Overactive let-down can be a part of a constellation of symptoms that make up oversupply syndrome or oversupply colic. Babies coping with OSS, gain weight quickly in the early months, even while nursing for short period. Some OSS babies sleep for surprisingly long periods of time and depth, possibly due to an over-full feeling, while others have very disturbed sleep, possibly due to gastrointestinal pain.

==Treatment==
There are effective remedies for overactive let-down, and oversupply syndrome, however aggressive treatment should be watched carefully by someone familiar with the condition as the mother is at a higher risk for plugged ducts, mastitis and other breast infections.

Overactive let-down can take a long time to control and can be frustrating for the mother and baby, but when controlled effectively a long and satisfying breastfeeding relationship is possible. Mothers with this condition are often given various incorrect rationales for their concerns such as "having weak milk", or "bad milk", it's "just colic", the baby will "grow out of it", or the child is "allergic to your milk", or a food in the mother's diet.

There are no valid reasons to stop breastfeeding due to this condition.

A strong letdown reflex often coincides with overactive milk production, engorgement, and problems with the sucking/breathing pattern of the baby.

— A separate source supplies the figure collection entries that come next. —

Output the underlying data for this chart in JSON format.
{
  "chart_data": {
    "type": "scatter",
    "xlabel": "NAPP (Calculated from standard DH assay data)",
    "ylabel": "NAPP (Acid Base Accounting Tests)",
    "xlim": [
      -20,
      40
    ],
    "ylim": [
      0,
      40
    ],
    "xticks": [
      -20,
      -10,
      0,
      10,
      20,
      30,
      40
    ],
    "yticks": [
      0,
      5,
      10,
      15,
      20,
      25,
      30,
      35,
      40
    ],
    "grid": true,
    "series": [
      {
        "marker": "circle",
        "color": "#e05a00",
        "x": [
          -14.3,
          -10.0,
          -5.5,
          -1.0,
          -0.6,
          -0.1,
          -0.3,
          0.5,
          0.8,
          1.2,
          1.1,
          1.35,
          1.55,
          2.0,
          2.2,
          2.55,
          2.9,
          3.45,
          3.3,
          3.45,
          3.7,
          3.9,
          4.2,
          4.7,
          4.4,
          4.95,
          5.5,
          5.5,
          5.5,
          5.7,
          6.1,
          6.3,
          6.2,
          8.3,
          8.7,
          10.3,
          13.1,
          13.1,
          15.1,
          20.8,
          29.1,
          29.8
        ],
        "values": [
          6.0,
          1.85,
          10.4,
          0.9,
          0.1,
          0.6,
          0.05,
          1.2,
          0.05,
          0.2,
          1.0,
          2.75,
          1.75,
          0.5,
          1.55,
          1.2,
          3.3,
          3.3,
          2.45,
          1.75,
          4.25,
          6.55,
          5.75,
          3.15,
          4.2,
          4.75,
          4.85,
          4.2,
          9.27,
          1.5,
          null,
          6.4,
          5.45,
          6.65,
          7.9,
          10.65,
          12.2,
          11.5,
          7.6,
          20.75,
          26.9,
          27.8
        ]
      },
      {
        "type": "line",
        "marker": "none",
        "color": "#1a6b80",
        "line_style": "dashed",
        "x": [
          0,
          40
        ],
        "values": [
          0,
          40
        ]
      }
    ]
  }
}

Remedies for Engorgement include:
- Gentle breast massage from the chest wall toward the nipple area before nursing.
- Cool compresses for up to 20 minutes before nursing.
- Moist warmth for a few minutes before nursing may help the milk begin to flow. Avoid using warmth for more than a few minutes as the warmth can increase swelling and inflammation.
- When preparing to nurse, mothers should allow the initial letdown reflex to occur and then subside before beginning the nursing session. Or they may stop the nursing momentarily until that strong letdown reflex passes. This will allow the milk flow to normalize. For very young infants, it may help to hand express the initial milk flow. It can extend the nursing session which is preferable for young infants.

Remedies for OALD include:

- When nursing, listen carefully to the breathing and sucking pattern of the baby. If the pattern is interrupted and it sounds as if the baby is struggling to swallow, gently slip a finger in the baby's mouth and remove the nipple until the baby is able to swallow and breathe. Also, have a hand towel near during nursing. It can be easily tucked into the bra to absorb the overflow of milk when waiting for that letdown reflex to subside.
- Nurse early and often – at least 10 times per 24 hours. Don't skip feedings (even at night).
- Nurse on baby's cues ("on demand"). If baby is very sleepy: wake baby to nurse every 2–3 hours, allowing one longer stretch of 4–5 hours at night.
- Allow baby to finish the first breast before offering the other side. Switch sides only once baby pulls off or falls asleep. Don't limit baby's time at the breast.

Pumping off milk should be done only with the guidance of an experienced breastfeeding counselor, as part of a unilateral ad lib protocol.